Programming Error Doomed Russian Mars Probe 276

Posted by Soulskill on Tuesday February 07, 2012 @03:25PM from the to-infinite-loops-and-beyond dept.

astroengine writes "So it turns out U.S. radars weren't to blame for the unfortunate demise of Russia's Phobos-Grunt Mars sample return mission — it was a computer programming error that doomed the probe, a government board investigating the accident has determined." According to the Planetary Society Blog's unofficial translation and paraphrasing of the incident report, "The spacecraft computer failed when two of the chips in the electronics suffered radiation damage. (The Russians say that radiation damage is the most likely cause, but the spacecraft was still in low Earth orbit beneath the radiation belts.) Whatever triggered the chip failure, the ultimate cause was the use of non-space-qualified electronic components. When the chips failed, the on-board computer program crashed."

Programming Error Doomed Russian Mars Probe

This discussion has been archived. No new comments can be posted.

Search 276 Comments Log In/Create an Account

Comments Filter:

Re:Excuse me... not a programmer's fault. (Score:4, Interesting)

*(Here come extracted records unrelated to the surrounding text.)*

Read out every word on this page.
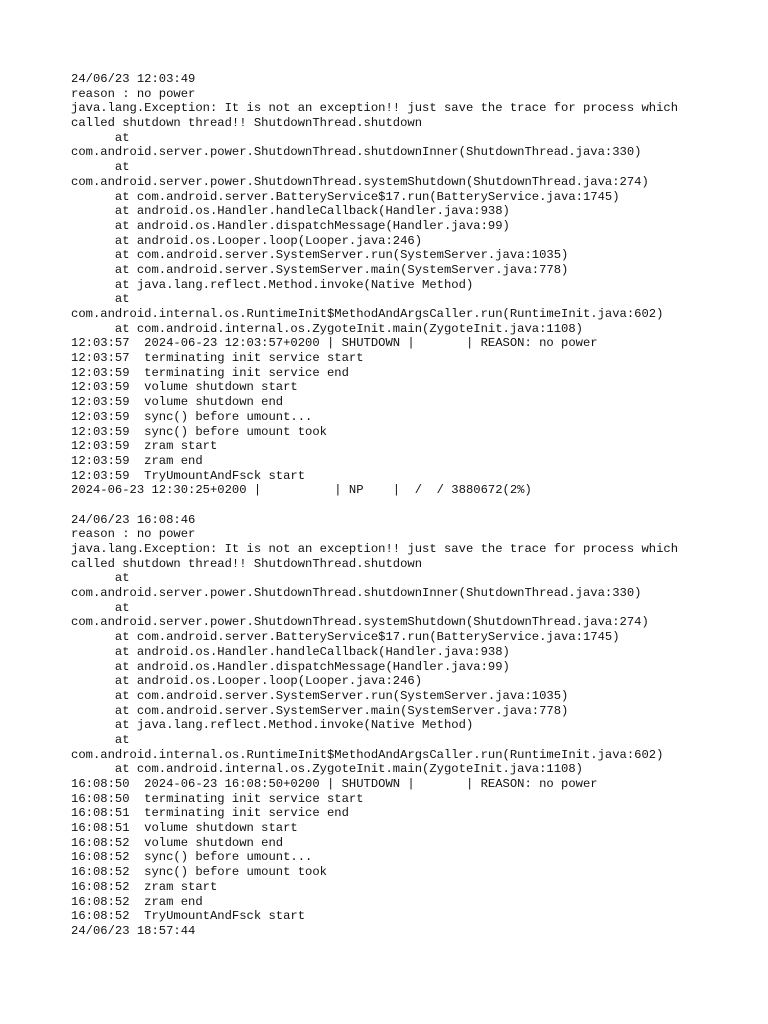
24/06/23 12:03:49
reason : no power
java.lang.Exception: It is not an exception!! just save the trace for process which
called shutdown thread!! ShutdownThread.shutdown
at
com.android.server.power.ShutdownThread.shutdownInner(ShutdownThread.java:330)
at
com.android.server.power.ShutdownThread.systemShutdown(ShutdownThread.java:274)
at com.android.server.BatteryService$17.run(BatteryService.java:1745)
at android.os.Handler.handleCallback(Handler.java:938)
at android.os.Handler.dispatchMessage(Handler.java:99)
at android.os.Looper.loop(Looper.java:246)
at com.android.server.SystemServer.run(SystemServer.java:1035)
at com.android.server.SystemServer.main(SystemServer.java:778)
at java.lang.reflect.Method.invoke(Native Method)
at
com.android.internal.os.RuntimeInit$MethodAndArgsCaller.run(RuntimeInit.java:602)
at com.android.internal.os.ZygoteInit.main(ZygoteInit.java:1108)
12:03:57  2024-06-23 12:03:57+0200 | SHUTDOWN |       | REASON: no power
12:03:57  terminating init service start
12:03:59  terminating init service end
12:03:59  volume shutdown start
12:03:59  volume shutdown end
12:03:59  sync() before umount...
12:03:59  sync() before umount took
12:03:59  zram start
12:03:59  zram end
12:03:59  TryUmountAndFsck start
2024-06-23 12:30:25+0200 |          | NP    |  /  / 3880672(2%)
24/06/23 16:08:46
reason : no power
java.lang.Exception: It is not an exception!! just save the trace for process which
called shutdown thread!! ShutdownThread.shutdown
at
com.android.server.power.ShutdownThread.shutdownInner(ShutdownThread.java:330)
at
com.android.server.power.ShutdownThread.systemShutdown(ShutdownThread.java:274)
at com.android.server.BatteryService$17.run(BatteryService.java:1745)
at android.os.Handler.handleCallback(Handler.java:938)
at android.os.Handler.dispatchMessage(Handler.java:99)
at android.os.Looper.loop(Looper.java:246)
at com.android.server.SystemServer.run(SystemServer.java:1035)
at com.android.server.SystemServer.main(SystemServer.java:778)
at java.lang.reflect.Method.invoke(Native Method)
at
com.android.internal.os.RuntimeInit$MethodAndArgsCaller.run(RuntimeInit.java:602)
at com.android.internal.os.ZygoteInit.main(ZygoteInit.java:1108)
16:08:50  2024-06-23 16:08:50+0200 | SHUTDOWN |       | REASON: no power
16:08:50  terminating init service start
16:08:51  terminating init service end
16:08:51  volume shutdown start
16:08:52  volume shutdown end
16:08:52  sync() before umount...
16:08:52  sync() before umount took
16:08:52  zram start
16:08:52  zram end
16:08:52  TryUmountAndFsck start
24/06/23 18:57:44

by Rary ( 566291 ) writes: on Tuesday February 07, 2012 @03:45PM (#38958359)

To follow up, the article saying that it was a chip failure is dated yesterday, while the article claiming it was a programming failure is dated today. Presumably, this is new information to shoot down the previous claims, but TFS (in typical Slashdot "editorial" style) fails to actually make that distinction, and puts both claims together as part of a single summary.

Re:Description Fail (Score:5, Interesting)

by expatriot ( 903070 ) writes: on Tuesday February 07, 2012 @03:47PM (#38958391)

The Planetary Society entry says that two modules failed and then the main computer crashed. Probably irrelevant if the computer crashed or not if there were significant failures in the electronics. Perhaps if the computer had kept going there woud have been some communication of what had gone wrong.
One of the commenters wrote "It is rather unlikely radiation caused the failure. Russians said the failure was due to an SRAM WS512K32V20G24M from White Electronics. This part is a module containing 4 CY7C1049 chips from Cypress and is actually screened. While the Cypress part is very susceptible to Latchup," No idea if this is true or not.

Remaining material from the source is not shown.